Seltener Wässern tut dem Rasen sogar gut

24.07.2022 Wir müssen im Sommer Wasser sparen. Trotzdem möchte man natürlich seinen schönen grünen Rasen erhalten. Gibt es einen Kompromiss?

Den Rasensprenger seltener und dosierter anzustellen, das spart nicht nur Wasser, sondern kommt sogar den Gräsern zugute. © Benjamin Nolte/dpa-tmn

Wer seinen Rasen liebt, kommt in heißen und trockenen Sommern in die Bredouille: Man will das Grün schließlich bewahren. Aber das Gießen der Gräser gilt auch als Verschwendung von Trinkwasser - einer Ressource, die auch in Deutschland in einigen Regionen in sommerlichen Trockenperioden knapp sein kann.

Eine Lösung kann sein, den Rasensprenger seltener und dosierter anzustellen. Und das kommt sogar den Gräsern zugute.
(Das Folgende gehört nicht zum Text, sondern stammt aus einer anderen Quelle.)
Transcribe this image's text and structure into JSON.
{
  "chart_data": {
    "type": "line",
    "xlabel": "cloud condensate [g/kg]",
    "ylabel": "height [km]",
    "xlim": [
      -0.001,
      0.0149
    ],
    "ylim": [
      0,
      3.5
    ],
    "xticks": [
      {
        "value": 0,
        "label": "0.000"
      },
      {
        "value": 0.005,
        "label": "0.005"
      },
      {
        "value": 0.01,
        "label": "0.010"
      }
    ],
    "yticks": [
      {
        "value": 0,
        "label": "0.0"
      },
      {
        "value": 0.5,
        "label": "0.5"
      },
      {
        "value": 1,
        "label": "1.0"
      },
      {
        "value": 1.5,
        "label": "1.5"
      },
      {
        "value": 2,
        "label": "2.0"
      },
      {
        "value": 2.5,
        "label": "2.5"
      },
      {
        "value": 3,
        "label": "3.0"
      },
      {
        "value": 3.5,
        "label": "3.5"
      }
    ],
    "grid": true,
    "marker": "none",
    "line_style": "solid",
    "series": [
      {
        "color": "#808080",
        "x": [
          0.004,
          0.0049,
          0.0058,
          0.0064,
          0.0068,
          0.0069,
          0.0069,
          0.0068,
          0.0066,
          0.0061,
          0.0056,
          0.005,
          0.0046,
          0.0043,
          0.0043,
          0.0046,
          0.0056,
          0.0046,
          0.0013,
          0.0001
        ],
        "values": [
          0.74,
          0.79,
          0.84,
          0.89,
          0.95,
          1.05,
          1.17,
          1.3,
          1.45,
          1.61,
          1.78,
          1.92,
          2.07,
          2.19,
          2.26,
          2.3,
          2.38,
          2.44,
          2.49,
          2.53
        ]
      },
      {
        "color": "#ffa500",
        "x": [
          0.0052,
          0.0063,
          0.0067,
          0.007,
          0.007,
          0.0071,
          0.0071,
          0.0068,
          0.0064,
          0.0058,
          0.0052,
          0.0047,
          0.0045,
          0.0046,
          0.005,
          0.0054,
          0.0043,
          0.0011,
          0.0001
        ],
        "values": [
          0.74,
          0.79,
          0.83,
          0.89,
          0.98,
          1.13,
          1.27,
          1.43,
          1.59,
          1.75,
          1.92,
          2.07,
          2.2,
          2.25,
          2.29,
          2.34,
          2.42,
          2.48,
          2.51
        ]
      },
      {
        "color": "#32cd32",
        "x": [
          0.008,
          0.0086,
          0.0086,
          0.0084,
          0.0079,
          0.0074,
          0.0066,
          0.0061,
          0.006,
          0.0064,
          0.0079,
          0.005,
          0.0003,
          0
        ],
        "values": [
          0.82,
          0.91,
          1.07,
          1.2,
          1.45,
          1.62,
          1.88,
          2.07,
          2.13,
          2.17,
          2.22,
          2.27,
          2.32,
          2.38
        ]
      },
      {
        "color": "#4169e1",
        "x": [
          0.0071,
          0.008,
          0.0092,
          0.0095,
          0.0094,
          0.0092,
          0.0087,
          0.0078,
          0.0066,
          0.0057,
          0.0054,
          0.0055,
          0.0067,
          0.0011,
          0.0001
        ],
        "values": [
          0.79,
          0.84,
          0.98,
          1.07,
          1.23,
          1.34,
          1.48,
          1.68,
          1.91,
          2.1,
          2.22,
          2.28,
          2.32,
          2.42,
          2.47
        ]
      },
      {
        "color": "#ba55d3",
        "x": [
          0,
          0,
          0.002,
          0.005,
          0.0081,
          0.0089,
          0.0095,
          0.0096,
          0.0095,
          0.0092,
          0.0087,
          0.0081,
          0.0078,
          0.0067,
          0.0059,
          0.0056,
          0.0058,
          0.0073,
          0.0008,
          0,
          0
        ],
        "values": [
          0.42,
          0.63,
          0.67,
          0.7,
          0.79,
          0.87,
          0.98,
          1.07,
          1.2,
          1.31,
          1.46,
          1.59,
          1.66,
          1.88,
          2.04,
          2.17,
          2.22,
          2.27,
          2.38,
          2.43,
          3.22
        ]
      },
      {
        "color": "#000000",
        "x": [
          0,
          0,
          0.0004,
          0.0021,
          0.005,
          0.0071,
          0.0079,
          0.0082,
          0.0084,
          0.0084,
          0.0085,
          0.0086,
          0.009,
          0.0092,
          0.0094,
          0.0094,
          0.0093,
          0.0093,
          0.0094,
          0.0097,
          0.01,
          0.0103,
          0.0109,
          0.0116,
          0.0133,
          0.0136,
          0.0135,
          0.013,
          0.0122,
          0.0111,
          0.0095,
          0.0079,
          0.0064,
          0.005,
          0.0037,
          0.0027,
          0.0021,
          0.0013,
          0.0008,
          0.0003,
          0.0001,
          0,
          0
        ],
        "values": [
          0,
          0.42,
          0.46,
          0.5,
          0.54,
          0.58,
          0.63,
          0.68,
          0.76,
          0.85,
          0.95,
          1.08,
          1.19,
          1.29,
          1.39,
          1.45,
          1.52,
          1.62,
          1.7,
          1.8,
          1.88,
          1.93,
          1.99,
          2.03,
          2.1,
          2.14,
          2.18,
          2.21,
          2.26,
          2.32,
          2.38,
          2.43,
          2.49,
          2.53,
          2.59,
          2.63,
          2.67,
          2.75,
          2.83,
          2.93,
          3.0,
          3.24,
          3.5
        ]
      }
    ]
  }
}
Oder anders gesagt: «Es ist absolut falsch, dem Rasen jeden Tag ein bisschen Wasser zu geben», sagt Harald Nonn, Vorsitzender der Deutschen Rasengesellschaft.

Aber warum?

Das bisschen Wasser kann nur die obersten Zentimeter des Gartenbodens benässen. Deswegen wandern die Wurzeln aus der Tiefe innerhalb kurzer Zeit nach nach oben zum Wasser, erklärt Nonn. Das hat zur Folge, dass die Pflanzen noch empfindlicher für Trockenheit werden, als wenn ihre Wurzeln in der Tiefe liegen.

Kurzum: Man behebt durch häufiges Beregnen an heiß-trockenen Sommertagen kurzzeitig zwar den Durst der Pflanzen, aber verschlechtert ihre Lage insgesamt. «Es ist daher besser, relativ selten, aber dann ausreichend Wasser zu geben, sodass auch die Wurzelspitzen in der Tiefe etwas abbekommen», sagt Nonn.

Doch wie oft ist «relativ selten»?

Nonn rät, den Rasen nur zu wässern, wenn er seinen Durst zeigt. «Man kann den Gräsern den beginnenden Wassermangel recht gut ansehen. Sie verlieren ihre Spannkraft. Das heißt, die Gräser richten sich nicht mehr auf, nachdem man auf sie getreten ist», erläutert der Leiter der Forschungsabteilung eines Rasenproduzenten. «Und sie verfärben sich in aller Regel. Sie werden etwas dunkler und bekommen eine graugrüne Farbe.»

Und wie viel Wasser ist «ausreichend» Wasser?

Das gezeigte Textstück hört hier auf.